After successful playoff run, Hurricanes agree to terms to keep Maurice, coaching staff

By AP
Monday, June 15, 2009

Hurricanes agrees to terms with Maurice

RALEIGH, N.C. — The Carolina Hurricanes knew they wanted Paul Maurice back after he led them to the Eastern Conference finals. Keeping his staff intact was important, too.

The team said Monday it has agreed to terms on a three-year contract for Maurice, who took over at midseason and helped the team return to the playoffs for the first time since winning the Stanley Cup in 2006. Also, the team said Ron Francis would return as associate head coach and take on the title of director of player personnel.

Assistant coaches Kevin McCarthy and Tom Rowe will remain on existing contracts, while Tom Barrasso — who completed his second season as goaltending coach and director of goalie development — also will take the title of assistant coach.

That staff helped the Hurricanes shake out of a slow start and become one of the NHL’s hottest teams over the final two months of the regular season. Then came a deep playoff run — which included a pair of Game 7 road victories — that charged up a fan base and helped the small-market franchise turn a profit for the first time since ‘06.

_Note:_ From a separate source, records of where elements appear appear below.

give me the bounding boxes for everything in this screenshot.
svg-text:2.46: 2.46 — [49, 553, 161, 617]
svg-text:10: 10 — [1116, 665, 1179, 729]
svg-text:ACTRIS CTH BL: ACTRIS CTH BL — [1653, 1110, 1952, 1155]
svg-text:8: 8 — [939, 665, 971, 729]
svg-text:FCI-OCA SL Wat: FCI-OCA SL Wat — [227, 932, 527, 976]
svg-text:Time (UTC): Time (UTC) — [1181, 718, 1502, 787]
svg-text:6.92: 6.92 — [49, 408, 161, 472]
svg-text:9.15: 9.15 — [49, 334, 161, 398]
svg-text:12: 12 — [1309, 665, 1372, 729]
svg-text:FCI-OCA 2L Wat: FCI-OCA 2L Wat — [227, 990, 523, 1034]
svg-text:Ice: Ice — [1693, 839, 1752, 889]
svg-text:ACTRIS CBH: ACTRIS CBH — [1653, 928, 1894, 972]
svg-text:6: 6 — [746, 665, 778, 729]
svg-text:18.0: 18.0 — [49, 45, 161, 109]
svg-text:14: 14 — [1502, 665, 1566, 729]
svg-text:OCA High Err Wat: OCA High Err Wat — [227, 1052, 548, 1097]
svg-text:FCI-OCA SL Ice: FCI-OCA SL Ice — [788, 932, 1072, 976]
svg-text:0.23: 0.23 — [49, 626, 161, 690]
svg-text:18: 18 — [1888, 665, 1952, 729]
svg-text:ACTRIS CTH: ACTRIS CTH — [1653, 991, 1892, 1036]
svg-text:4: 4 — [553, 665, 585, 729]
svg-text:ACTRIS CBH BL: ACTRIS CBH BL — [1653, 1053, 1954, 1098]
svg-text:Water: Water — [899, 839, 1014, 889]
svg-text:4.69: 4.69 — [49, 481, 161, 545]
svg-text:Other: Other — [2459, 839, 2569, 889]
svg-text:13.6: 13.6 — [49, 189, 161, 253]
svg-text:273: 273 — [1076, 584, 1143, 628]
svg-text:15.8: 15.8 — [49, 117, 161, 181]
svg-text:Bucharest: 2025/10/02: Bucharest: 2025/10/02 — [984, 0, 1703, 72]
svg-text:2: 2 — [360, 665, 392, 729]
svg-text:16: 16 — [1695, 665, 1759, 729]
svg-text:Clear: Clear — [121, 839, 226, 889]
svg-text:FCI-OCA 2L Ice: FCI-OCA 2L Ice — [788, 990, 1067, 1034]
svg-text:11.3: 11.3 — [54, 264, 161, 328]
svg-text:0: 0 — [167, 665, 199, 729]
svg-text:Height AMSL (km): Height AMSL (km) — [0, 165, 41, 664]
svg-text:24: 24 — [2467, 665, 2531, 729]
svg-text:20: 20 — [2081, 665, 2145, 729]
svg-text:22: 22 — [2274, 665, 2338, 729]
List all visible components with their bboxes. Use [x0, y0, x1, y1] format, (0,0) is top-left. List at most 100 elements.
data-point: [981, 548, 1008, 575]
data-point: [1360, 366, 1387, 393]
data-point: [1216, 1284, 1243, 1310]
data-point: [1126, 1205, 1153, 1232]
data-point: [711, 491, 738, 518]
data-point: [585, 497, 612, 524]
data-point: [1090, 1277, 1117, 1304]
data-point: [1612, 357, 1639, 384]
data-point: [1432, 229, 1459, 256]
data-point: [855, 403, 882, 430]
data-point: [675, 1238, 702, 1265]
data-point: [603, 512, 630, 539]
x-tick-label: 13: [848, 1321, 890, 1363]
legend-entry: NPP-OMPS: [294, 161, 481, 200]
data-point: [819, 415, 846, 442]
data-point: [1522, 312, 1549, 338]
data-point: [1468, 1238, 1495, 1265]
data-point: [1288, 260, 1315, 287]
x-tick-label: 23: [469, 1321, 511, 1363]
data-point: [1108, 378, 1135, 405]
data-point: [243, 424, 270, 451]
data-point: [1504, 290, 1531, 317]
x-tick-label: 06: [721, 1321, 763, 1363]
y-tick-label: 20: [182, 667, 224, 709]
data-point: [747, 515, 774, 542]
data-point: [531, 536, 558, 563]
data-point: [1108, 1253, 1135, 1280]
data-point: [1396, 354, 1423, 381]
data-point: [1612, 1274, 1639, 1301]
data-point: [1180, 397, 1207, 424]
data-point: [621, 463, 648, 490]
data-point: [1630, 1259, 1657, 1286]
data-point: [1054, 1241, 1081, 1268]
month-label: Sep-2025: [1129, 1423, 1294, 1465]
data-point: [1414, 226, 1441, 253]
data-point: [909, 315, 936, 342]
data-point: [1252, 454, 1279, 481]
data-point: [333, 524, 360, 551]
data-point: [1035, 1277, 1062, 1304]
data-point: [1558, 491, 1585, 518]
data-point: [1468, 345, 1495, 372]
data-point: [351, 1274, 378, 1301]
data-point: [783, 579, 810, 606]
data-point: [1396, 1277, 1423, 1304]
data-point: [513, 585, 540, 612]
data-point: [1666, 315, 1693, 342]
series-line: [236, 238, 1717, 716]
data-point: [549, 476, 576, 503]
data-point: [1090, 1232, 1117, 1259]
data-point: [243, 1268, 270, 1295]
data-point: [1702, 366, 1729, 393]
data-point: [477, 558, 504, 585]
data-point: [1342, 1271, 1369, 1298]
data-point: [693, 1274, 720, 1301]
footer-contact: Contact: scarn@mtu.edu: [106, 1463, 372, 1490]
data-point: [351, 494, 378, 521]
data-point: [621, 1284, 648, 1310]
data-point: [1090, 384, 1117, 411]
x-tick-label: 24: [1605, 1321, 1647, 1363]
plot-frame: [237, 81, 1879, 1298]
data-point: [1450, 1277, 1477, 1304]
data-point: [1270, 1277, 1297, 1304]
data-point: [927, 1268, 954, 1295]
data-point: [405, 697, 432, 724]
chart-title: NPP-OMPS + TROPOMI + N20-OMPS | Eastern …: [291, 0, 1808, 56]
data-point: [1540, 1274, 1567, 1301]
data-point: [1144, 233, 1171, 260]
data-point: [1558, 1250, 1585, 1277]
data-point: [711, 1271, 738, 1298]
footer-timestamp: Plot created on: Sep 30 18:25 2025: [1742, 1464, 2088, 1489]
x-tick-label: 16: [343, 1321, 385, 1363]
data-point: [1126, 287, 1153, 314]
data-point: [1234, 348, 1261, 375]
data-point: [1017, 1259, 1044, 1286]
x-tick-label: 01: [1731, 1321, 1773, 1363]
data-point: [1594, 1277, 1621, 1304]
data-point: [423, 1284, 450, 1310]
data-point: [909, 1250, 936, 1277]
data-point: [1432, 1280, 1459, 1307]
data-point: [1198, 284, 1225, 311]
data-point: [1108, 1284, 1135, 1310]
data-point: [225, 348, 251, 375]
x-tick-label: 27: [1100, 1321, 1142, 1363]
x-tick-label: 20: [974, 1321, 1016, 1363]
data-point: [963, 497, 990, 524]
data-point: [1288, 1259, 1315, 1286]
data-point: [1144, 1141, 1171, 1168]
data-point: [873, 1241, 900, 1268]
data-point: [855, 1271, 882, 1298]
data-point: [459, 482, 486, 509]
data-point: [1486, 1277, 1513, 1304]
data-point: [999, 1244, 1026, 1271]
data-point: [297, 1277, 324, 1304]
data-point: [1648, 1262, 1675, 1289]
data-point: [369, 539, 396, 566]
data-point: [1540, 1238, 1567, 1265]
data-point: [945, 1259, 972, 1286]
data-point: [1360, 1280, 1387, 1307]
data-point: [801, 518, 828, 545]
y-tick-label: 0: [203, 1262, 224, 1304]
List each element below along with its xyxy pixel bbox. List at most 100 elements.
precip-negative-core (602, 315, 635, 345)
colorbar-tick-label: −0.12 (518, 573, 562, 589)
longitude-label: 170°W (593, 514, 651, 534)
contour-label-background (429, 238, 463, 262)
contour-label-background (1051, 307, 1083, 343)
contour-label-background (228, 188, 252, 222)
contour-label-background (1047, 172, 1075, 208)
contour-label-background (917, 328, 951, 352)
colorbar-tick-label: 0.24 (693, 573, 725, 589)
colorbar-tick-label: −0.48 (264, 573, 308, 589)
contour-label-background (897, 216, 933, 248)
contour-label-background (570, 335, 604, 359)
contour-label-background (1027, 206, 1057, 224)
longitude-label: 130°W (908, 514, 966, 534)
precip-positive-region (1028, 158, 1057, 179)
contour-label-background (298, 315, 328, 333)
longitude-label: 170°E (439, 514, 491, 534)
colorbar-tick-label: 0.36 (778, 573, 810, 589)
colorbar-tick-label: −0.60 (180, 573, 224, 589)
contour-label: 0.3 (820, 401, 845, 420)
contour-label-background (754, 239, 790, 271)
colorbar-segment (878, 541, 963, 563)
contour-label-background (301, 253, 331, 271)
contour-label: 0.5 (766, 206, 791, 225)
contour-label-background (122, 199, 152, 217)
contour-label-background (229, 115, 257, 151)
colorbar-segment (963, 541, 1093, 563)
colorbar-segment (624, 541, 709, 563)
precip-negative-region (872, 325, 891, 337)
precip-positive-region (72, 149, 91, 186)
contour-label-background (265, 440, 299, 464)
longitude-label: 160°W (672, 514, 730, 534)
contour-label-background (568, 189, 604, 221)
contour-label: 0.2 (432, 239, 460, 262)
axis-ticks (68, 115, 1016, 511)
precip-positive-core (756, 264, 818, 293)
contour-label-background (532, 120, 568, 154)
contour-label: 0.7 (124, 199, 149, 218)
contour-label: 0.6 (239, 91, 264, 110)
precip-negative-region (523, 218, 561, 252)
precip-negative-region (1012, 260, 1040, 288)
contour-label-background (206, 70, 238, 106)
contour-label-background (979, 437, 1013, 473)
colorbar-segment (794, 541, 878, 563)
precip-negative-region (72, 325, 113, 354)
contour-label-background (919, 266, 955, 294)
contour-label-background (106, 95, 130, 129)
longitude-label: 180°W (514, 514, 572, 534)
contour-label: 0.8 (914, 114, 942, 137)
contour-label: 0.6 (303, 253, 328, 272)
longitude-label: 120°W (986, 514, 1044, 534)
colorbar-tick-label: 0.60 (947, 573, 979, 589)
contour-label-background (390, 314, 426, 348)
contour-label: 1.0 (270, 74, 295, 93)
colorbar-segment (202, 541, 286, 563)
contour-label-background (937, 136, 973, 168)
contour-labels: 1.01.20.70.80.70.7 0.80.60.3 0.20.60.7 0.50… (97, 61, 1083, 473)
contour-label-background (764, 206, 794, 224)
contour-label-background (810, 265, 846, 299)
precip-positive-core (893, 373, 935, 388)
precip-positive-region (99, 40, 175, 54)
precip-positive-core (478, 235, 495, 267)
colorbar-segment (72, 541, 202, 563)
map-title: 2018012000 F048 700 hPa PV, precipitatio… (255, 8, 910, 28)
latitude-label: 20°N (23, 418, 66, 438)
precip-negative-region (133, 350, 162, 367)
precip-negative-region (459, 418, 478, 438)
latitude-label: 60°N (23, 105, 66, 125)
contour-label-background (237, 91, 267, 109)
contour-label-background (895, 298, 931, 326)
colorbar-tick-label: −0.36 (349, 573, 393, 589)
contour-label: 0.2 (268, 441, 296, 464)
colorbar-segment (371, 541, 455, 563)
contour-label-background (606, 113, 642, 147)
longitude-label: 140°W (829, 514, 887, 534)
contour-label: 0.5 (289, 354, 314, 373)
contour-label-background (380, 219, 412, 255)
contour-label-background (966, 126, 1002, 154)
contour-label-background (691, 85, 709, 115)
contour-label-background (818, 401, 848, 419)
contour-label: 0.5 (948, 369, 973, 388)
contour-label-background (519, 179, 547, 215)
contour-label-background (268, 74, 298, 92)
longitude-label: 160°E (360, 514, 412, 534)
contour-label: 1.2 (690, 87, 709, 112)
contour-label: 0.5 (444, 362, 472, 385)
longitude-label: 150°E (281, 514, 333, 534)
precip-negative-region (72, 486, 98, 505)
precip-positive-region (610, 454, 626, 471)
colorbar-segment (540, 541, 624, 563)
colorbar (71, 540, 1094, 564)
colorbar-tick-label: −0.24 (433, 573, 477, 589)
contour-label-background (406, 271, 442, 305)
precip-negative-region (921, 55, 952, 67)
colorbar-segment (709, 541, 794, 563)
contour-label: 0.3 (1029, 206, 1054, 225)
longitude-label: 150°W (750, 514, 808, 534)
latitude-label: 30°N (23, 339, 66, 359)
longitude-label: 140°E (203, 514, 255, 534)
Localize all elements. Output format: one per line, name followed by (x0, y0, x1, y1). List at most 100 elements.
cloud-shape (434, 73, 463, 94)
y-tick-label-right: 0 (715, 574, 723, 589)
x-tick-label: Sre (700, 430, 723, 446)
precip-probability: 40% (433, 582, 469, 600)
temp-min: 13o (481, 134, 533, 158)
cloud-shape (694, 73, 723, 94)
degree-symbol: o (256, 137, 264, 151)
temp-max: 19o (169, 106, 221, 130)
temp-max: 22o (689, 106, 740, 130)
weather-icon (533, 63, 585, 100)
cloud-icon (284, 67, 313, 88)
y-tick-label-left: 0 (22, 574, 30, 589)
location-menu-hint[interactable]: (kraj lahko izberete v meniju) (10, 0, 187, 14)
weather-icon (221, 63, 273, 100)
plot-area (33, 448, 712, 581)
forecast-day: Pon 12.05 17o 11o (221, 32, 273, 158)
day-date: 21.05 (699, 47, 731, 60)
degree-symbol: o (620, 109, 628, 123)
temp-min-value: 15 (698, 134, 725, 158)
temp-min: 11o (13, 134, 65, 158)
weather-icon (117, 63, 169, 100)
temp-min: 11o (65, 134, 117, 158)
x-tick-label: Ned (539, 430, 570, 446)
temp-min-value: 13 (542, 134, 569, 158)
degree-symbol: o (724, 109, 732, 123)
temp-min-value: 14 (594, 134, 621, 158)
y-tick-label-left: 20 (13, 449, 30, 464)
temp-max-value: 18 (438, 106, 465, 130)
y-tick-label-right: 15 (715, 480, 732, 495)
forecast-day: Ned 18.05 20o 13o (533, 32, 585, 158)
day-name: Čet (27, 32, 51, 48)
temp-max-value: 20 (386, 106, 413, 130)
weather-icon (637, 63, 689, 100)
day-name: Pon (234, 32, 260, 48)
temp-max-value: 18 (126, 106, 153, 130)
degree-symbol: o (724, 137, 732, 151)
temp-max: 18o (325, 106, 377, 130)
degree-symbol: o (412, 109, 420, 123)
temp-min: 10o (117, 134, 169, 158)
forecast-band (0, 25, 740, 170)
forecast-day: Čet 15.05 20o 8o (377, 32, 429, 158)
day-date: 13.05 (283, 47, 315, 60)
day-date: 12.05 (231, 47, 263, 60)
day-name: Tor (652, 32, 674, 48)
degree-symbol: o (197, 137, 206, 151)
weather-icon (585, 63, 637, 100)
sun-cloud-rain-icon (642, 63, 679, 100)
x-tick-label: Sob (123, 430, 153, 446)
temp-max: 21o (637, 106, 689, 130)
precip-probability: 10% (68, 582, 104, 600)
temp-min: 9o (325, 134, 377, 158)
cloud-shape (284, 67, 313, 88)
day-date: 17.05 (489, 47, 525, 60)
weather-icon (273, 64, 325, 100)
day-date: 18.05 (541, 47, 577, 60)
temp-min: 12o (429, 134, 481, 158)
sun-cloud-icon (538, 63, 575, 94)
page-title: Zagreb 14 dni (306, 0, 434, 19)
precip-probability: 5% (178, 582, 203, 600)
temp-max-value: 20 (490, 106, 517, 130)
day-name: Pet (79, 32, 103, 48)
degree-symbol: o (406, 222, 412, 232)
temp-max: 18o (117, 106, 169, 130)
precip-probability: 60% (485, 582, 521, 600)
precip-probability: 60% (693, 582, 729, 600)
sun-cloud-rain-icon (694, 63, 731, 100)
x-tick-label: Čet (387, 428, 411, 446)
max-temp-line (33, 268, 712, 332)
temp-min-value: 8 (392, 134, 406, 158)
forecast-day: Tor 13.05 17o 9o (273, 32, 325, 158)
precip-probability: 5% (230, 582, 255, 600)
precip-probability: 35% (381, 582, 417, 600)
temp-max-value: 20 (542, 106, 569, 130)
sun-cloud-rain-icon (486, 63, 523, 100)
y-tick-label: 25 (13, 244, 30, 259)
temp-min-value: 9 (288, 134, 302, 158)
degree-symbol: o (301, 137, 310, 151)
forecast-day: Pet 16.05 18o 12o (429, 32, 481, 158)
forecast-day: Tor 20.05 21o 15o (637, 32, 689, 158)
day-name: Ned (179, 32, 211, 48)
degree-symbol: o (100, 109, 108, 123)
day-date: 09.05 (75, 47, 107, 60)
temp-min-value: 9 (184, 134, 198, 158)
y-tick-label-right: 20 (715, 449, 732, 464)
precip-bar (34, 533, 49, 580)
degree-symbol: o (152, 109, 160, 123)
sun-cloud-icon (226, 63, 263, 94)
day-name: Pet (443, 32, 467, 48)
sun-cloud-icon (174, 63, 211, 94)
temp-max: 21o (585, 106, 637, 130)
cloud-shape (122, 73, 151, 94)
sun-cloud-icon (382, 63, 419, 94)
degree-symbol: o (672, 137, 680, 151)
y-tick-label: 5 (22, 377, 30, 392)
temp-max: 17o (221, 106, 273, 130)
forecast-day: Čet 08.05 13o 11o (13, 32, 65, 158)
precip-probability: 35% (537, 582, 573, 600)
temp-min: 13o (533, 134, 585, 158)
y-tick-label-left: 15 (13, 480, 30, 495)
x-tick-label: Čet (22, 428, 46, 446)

“Once we got into the playoffs … it became more and more obvious that Paul and this coaching staff was respected by the players, and they had bought into what was being taught to them and that this was the staff I had hoped we could go forward with,” team president and general manager Jim Rutherford said in a news conference.

The 41-year-old Maurice replaced Peter Laviolette — the man who replaced him five years earlier — in December. Terms were not disclosed on Maurice’s contract, but the coach said there wasn’t much doubt that he’d be back after the playoff run.

“I don’t think there was necessarily a doubt that we were both interested in working together,” Maurice said via teleconference. “But we just both wanted to make sure it was as good as we though it was and it turned out to be.”

Maurice is the franchise’s winningest coach and led the team to the 2002 Cup finals in his first stint with the team. He was fired in December 2003 and replaced by Laviolette, who led the team to the first major professional sports championship in North Carolina history.

Francis, a Hall of Fame player, joined the coaching staff when Maurice was rehired after working in the front office.

In this year’s playoffs, Carolina stunned New Jersey with a pair of goals in the final 80 seconds to win Game 7 of the first-round series. Then the Hurricanes beat top-seeded Boston with Scott Walker’s overtime goal in another Game 7 on the road.

Eventual Cup champion Pittsburgh swept the Hurricanes in the conference finals.

Rutherford said the staff contributed to the improved play of winger Chad LaRose and defenseman Anton Babchuk, and goaltender Cam Ward benefited from Barrasso’s instruction about what it means to be a No. 1 goaltender in the NHL.

Rutherford also said the team benefited from having Francis available to work with players on a daily basis, specifically mentioning star forward Eric Staal. But he didn’t want to pull Francis away from his work developing young players in the organization, adding that Francis occasionally won’t be on the bench because of other job responsibilities.